My best advice: look it up yourself! It’s OK to not have the answer for everything because the answer to just about any question you have lives somewhere on the web. Being able to ask the right questions and know how to evaluate good answers is your best path to learning how to think like a front-end developer which, again, may be the most important skill you can develop.

Anything else you’d like to tell future designers, developers, and web people?

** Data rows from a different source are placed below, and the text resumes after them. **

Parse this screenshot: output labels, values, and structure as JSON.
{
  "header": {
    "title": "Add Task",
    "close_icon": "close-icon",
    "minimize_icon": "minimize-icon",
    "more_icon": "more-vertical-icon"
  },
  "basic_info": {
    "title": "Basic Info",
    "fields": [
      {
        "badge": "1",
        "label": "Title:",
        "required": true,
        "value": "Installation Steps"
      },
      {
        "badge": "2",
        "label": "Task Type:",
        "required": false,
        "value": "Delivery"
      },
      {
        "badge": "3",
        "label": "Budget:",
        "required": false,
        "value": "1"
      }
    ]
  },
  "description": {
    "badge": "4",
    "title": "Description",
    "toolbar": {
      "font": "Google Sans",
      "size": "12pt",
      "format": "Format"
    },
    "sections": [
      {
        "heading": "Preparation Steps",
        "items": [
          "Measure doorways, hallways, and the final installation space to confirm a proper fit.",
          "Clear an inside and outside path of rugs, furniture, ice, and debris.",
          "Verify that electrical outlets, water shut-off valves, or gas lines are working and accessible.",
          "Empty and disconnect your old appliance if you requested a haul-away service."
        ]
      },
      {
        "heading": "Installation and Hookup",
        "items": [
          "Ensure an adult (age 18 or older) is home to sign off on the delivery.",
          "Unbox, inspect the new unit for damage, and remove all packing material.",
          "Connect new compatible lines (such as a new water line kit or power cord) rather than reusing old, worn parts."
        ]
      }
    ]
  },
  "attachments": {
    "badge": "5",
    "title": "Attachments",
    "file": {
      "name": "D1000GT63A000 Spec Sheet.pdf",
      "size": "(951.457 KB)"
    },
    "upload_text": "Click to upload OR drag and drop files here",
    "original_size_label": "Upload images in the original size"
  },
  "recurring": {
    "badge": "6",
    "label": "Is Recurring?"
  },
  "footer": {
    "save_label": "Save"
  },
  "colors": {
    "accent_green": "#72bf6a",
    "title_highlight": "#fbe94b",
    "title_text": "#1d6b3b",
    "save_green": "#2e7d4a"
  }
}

I have nothing else to tell, but I do have a question: Is the thing you’re working on adding value? Is it a feature or a bug fix that makes a user’s experience a little more delightful? Does it solve a really terrible pain point that makes things easier for you and your team?

I see a lot of development for the sake of development. All of the current noise about AI is a perfect example. The rush to develop and release AI-powered technology is more of an arms race than it is an intentional effort aiming to solve real problems, and the potential consequences could be devastating, even if it’s interesting as all heck.

If we were to take the money and special interests out of it, would we still think AI is the next big thing? I’d be more swayed to believe it if more time was spent identifying problems it can solve than building new toys that may or may not help anything at all.

Is there a way people can get in contact with you to ask questions etc.?

Oh gosh, I’ve linked myself up plenty in these answers. Click through to find me. 🙂

Last Question: If you had to be a zombie and you had to eat someone’s brains, whose would it be and why?

Does eating someone’s brains increase my own knowledge? If so, I want to eat Jhey Thompkins’ brain because his work blows my freaking mind.